9 – Is patient with them
Sometimes you just wanna pull out your hair and scream. Got it. It’s hard to be patient with someone when you are at your wit’s end. But just as our heavenly Father is patient with us (time after time after time . . . ), so we too must learn to be patient with our children when they miss the mark.
10 – Tells them no (limits their exposure to harmful things)
Our heavenly Father gave a set of standards by which to live. In so doing, He was telling us the parameters by which to live in order to lead holy, upright, and happy lives. God does not permit us unfettered freedom to what whatever our little (corrupted) hearts desire. That, of course, would only lead to our ruin and hurt us. Sometimes it’s hard to say “no” to our children, but by limiting what we give them or permit them access to, we are setting safe boundaries that will ultimately bring them the most happiness. So, it’s okay to say “no” to our children.
11 – Models good behavior, sets the example
If we merely say one thing and do another, it ruins our example. The greatest lesson we can teach our children is by how we act.

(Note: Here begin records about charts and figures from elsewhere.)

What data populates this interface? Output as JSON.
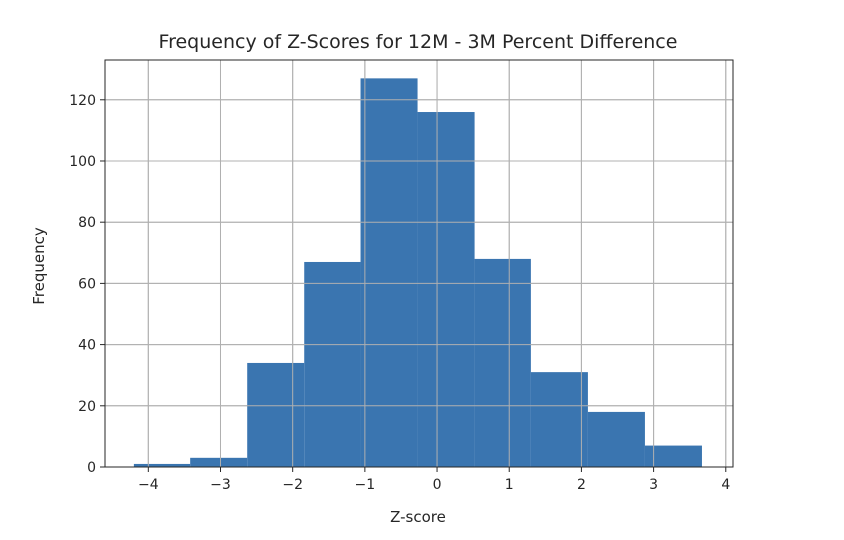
{
  "chart_data": {
    "type": "bar",
    "title": "Frequency of Z-Scores for 12M - 3M Percent Difference",
    "xlabel": "Z-score",
    "ylabel": "Frequency",
    "bins": [
      {
        "x0": -4.2,
        "x1": -3.42,
        "count": 1
      },
      {
        "x0": -3.42,
        "x1": -2.63,
        "count": 3
      },
      {
        "x0": -2.63,
        "x1": -1.84,
        "count": 34
      },
      {
        "x0": -1.84,
        "x1": -1.06,
        "count": 67
      },
      {
        "x0": -1.06,
        "x1": -0.27,
        "count": 127
      },
      {
        "x0": -0.27,
        "x1": 0.52,
        "count": 116
      },
      {
        "x0": 0.52,
        "x1": 1.3,
        "count": 68
      },
      {
        "x0": 1.3,
        "x1": 2.09,
        "count": 31
      },
      {
        "x0": 2.09,
        "x1": 2.88,
        "count": 18
      },
      {
        "x0": 2.88,
        "x1": 3.67,
        "count": 7
      }
    ],
    "xlim": [
      -4.6,
      4.1
    ],
    "ylim": [
      0,
      133
    ],
    "x_ticks": [
      -4,
      -3,
      -2,
      -1,
      0,
      1,
      2,
      3,
      4
    ],
    "x_tick_labels": [
      "−4",
      "−3",
      "−2",
      "−1",
      "0",
      "1",
      "2",
      "3",
      "4"
    ],
    "y_ticks": [
      0,
      20,
      40,
      60,
      80,
      100,
      120
    ],
    "y_tick_labels": [
      "0",
      "20",
      "40",
      "60",
      "80",
      "100",
      "120"
    ],
    "grid": true,
    "bar_color": "#3a75b0",
    "grid_color": "#b0b0b0"
  }
}
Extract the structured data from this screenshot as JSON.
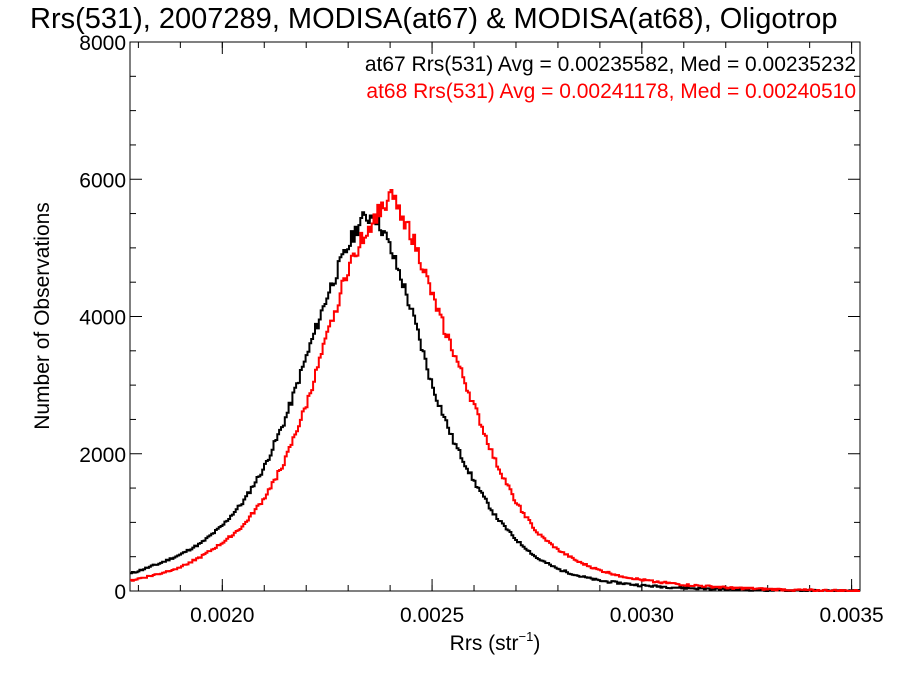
{
  "chart_data": {
    "type": "line",
    "title": "Rrs(531), 2007289, MODISA(at67) & MODISA(at68), Oligotrop",
    "xlabel": "Rrs (str",
    "xlabel_sup": "−1",
    "xlabel_close": ")",
    "ylabel": "Number of Observations",
    "xlim": [
      0.00178,
      0.00352
    ],
    "ylim": [
      0,
      8000
    ],
    "x_ticks": [
      0.002,
      0.0025,
      0.003,
      0.0035
    ],
    "x_tick_labels": [
      "0.0020",
      "0.0025",
      "0.0030",
      "0.0035"
    ],
    "y_ticks": [
      0,
      2000,
      4000,
      6000,
      8000
    ],
    "y_tick_labels": [
      "0",
      "2000",
      "4000",
      "6000",
      "8000"
    ],
    "grid": false,
    "legend_placement": "top-right",
    "annotations": [
      {
        "text": "at67 Rrs(531) Avg = 0.00235582, Med = 0.00235232",
        "color": "#000000"
      },
      {
        "text": "at68 Rrs(531) Avg = 0.00241178, Med = 0.00240510",
        "color": "#ff0000"
      }
    ],
    "series": [
      {
        "color": "#000000",
        "x": [
          0.00178,
          0.00185,
          0.0019,
          0.00195,
          0.002,
          0.00205,
          0.0021,
          0.00215,
          0.0022,
          0.00225,
          0.00228,
          0.00231,
          0.00233,
          0.00235,
          0.00236,
          0.00238,
          0.0024,
          0.00243,
          0.00246,
          0.0025,
          0.00255,
          0.0026,
          0.00265,
          0.0027,
          0.00275,
          0.0028,
          0.00285,
          0.0029,
          0.003,
          0.0031,
          0.0032,
          0.0033,
          0.0034,
          0.00352
        ],
        "y": [
          250,
          400,
          530,
          700,
          950,
          1300,
          1800,
          2500,
          3400,
          4300,
          4750,
          5150,
          5400,
          5450,
          5500,
          5300,
          5000,
          4500,
          3900,
          3000,
          2200,
          1600,
          1100,
          750,
          480,
          320,
          220,
          150,
          80,
          45,
          25,
          12,
          5,
          0
        ]
      },
      {
        "color": "#ff0000",
        "x": [
          0.00178,
          0.00185,
          0.0019,
          0.00195,
          0.002,
          0.00205,
          0.0021,
          0.00215,
          0.0022,
          0.00225,
          0.0023,
          0.00233,
          0.00236,
          0.00238,
          0.0024,
          0.00242,
          0.00245,
          0.00248,
          0.0025,
          0.00255,
          0.0026,
          0.00265,
          0.0027,
          0.00275,
          0.0028,
          0.00285,
          0.0029,
          0.00295,
          0.003,
          0.0031,
          0.0032,
          0.0033,
          0.0034,
          0.00352
        ],
        "y": [
          150,
          250,
          350,
          500,
          700,
          950,
          1350,
          1900,
          2700,
          3700,
          4700,
          5100,
          5400,
          5600,
          5750,
          5600,
          5200,
          4700,
          4300,
          3500,
          2700,
          1900,
          1300,
          850,
          600,
          420,
          300,
          220,
          160,
          90,
          50,
          25,
          10,
          0
        ]
      }
    ]
  }
}
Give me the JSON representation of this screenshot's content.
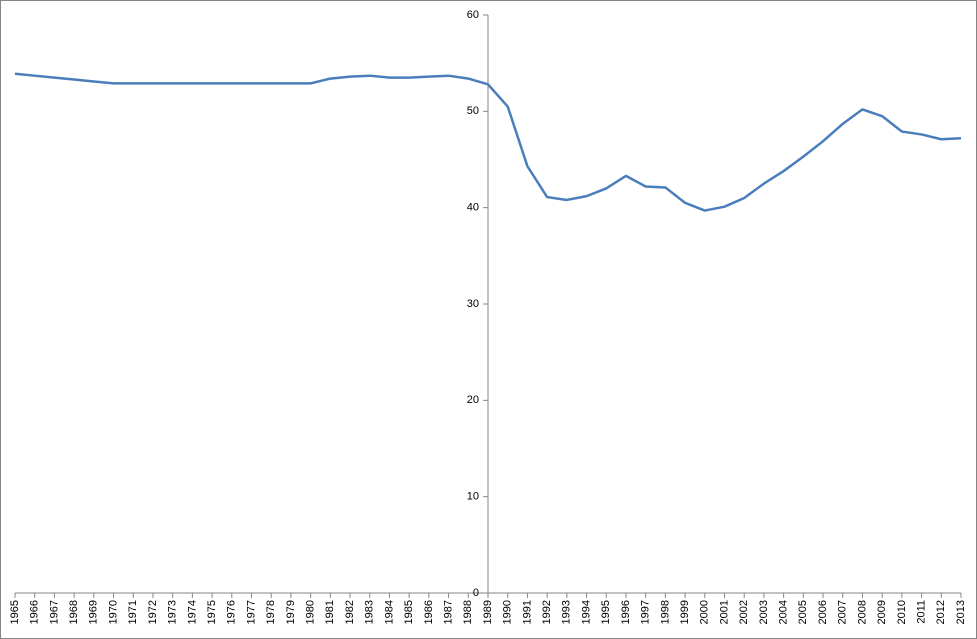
{
  "chart_data": {
    "type": "line",
    "categories": [
      "1965",
      "1966",
      "1967",
      "1968",
      "1969",
      "1970",
      "1971",
      "1972",
      "1973",
      "1974",
      "1975",
      "1976",
      "1977",
      "1978",
      "1979",
      "1980",
      "1981",
      "1982",
      "1983",
      "1984",
      "1985",
      "1986",
      "1987",
      "1988",
      "1989",
      "1990",
      "1991",
      "1992",
      "1993",
      "1994",
      "1995",
      "1996",
      "1997",
      "1998",
      "1999",
      "2000",
      "2001",
      "2002",
      "2003",
      "2004",
      "2005",
      "2006",
      "2007",
      "2008",
      "2009",
      "2010",
      "2011",
      "2012",
      "2013"
    ],
    "series": [
      {
        "color": "#4a7ebb",
        "values": [
          53.9,
          53.7,
          53.5,
          53.3,
          53.1,
          52.9,
          52.9,
          52.9,
          52.9,
          52.9,
          52.9,
          52.9,
          52.9,
          52.9,
          52.9,
          52.9,
          53.4,
          53.6,
          53.7,
          53.5,
          53.5,
          53.6,
          53.7,
          53.4,
          52.8,
          50.5,
          44.3,
          41.1,
          40.8,
          41.2,
          42.0,
          43.3,
          42.2,
          42.1,
          40.5,
          39.7,
          40.1,
          41.0,
          42.5,
          43.8,
          45.3,
          46.9,
          48.7,
          50.2,
          49.5,
          47.9,
          47.6,
          47.1,
          47.2
        ]
      }
    ],
    "ylim": [
      0,
      60
    ],
    "yticks": [
      0,
      10,
      20,
      30,
      40,
      50,
      60
    ],
    "y_axis_at_category": 24,
    "grid": false
  }
}
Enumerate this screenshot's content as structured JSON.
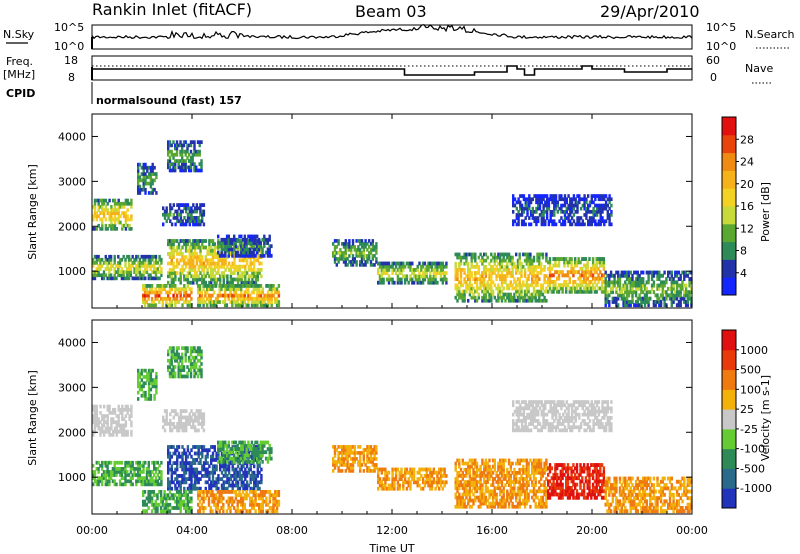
{
  "header": {
    "title": "Rankin Inlet (fitACF)",
    "beam": "Beam 03",
    "date": "29/Apr/2010"
  },
  "noise_panel": {
    "left_label": "N.Sky",
    "right_label": "N.Search",
    "left_ticks": [
      "10^5",
      "10^0"
    ],
    "right_ticks": [
      "10^5",
      "10^0"
    ]
  },
  "freq_panel": {
    "left_label_line1": "Freq.",
    "left_label_line2": "[MHz]",
    "right_label": "Nave",
    "left_ticks": [
      "18",
      "8"
    ],
    "right_ticks": [
      "60",
      "0"
    ]
  },
  "cpid": {
    "label": "CPID",
    "value": "normalsound (fast) 157"
  },
  "x_axis": {
    "label": "Time UT",
    "ticks": [
      "00:00",
      "04:00",
      "08:00",
      "12:00",
      "16:00",
      "20:00",
      "00:00"
    ]
  },
  "chart_data": [
    {
      "type": "heatmap",
      "name": "power-panel",
      "ylabel": "Slant Range [km]",
      "xlabel": "Time UT",
      "xlim": [
        0,
        24
      ],
      "ylim": [
        180,
        4500
      ],
      "yticks": [
        "1000",
        "2000",
        "3000",
        "4000"
      ],
      "colorbar": {
        "label": "Power [dB]",
        "ticks": [
          "4",
          "8",
          "12",
          "16",
          "20",
          "24",
          "28"
        ],
        "range": [
          0,
          32
        ],
        "colors": [
          "#1426ff",
          "#2233aa",
          "#2e8b57",
          "#5aa832",
          "#c8d93a",
          "#f4d125",
          "#f6b21a",
          "#ef8a12",
          "#e8440c",
          "#e31010"
        ]
      }
    },
    {
      "type": "heatmap",
      "name": "velocity-panel",
      "ylabel": "Slant Range [km]",
      "xlabel": "Time UT",
      "xlim": [
        0,
        24
      ],
      "ylim": [
        180,
        4500
      ],
      "yticks": [
        "1000",
        "2000",
        "3000",
        "4000"
      ],
      "colorbar": {
        "label": "Velocity [m s-1]",
        "ticks": [
          "1000",
          "500",
          "100",
          "25",
          "-25",
          "-100",
          "-500",
          "-1000"
        ],
        "colors": [
          "#2233bb",
          "#2a6a8a",
          "#2e8b57",
          "#66cc33",
          "#c8c8c8",
          "#f3b10a",
          "#ee7a10",
          "#e83a0a",
          "#e01010"
        ]
      }
    }
  ]
}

They “see” this picture clearer than any lesson you might tell them. Your actions truly will speak louder than words.
12 – Teaches them independence
“Failure to launch” is a term made popular to denote children who just won’t grow up and leave their parents’ house. Sometimes children stay at home longer for practical or legitimate reasons, but the standard should be that a father teaches and encourages his children to become self-reliant at an early age. Prolonging adolescent only perpetuates the problem of immaturity and will ultimately hurt the child in the long run.
13 – Disciplines them
This might be one of the hardest to accomplish. No one wants to see his child suffer, but sometimes it will be for his or her good. We all (or most of us anyway) will permit a doctor to inject a child with a needle, causing that child momentary pain, but the vaccination the doctor is imputing is for a greater good—to keep the child healthy and free of disease.
14 – Agrees with Mom in front of them
Children will naturally run from one parent to another in order to receive a better answer. However, if mom and dad are not united, then it breaks down the authority of that parent. If mom says no, back her up and remain firm with that answer. Be united with your spouse so your children will see that example.
15 – Saves money for them
Leaving an inheritance is not only a good idea, it is biblical. The Scriptures say a “good man leaves an inheritance to his children’s children” (Prov. 13:22). Included in saving for your children is also the responsibility to teach them fiscal responsibility, which includes giving to God and helping others in need.
If you don’t do all fifteen—consistently anyway—don’t worry too much about that. As long as you continually strive to a better father each day, you are well on your way to being an awesome (and biblical) dad!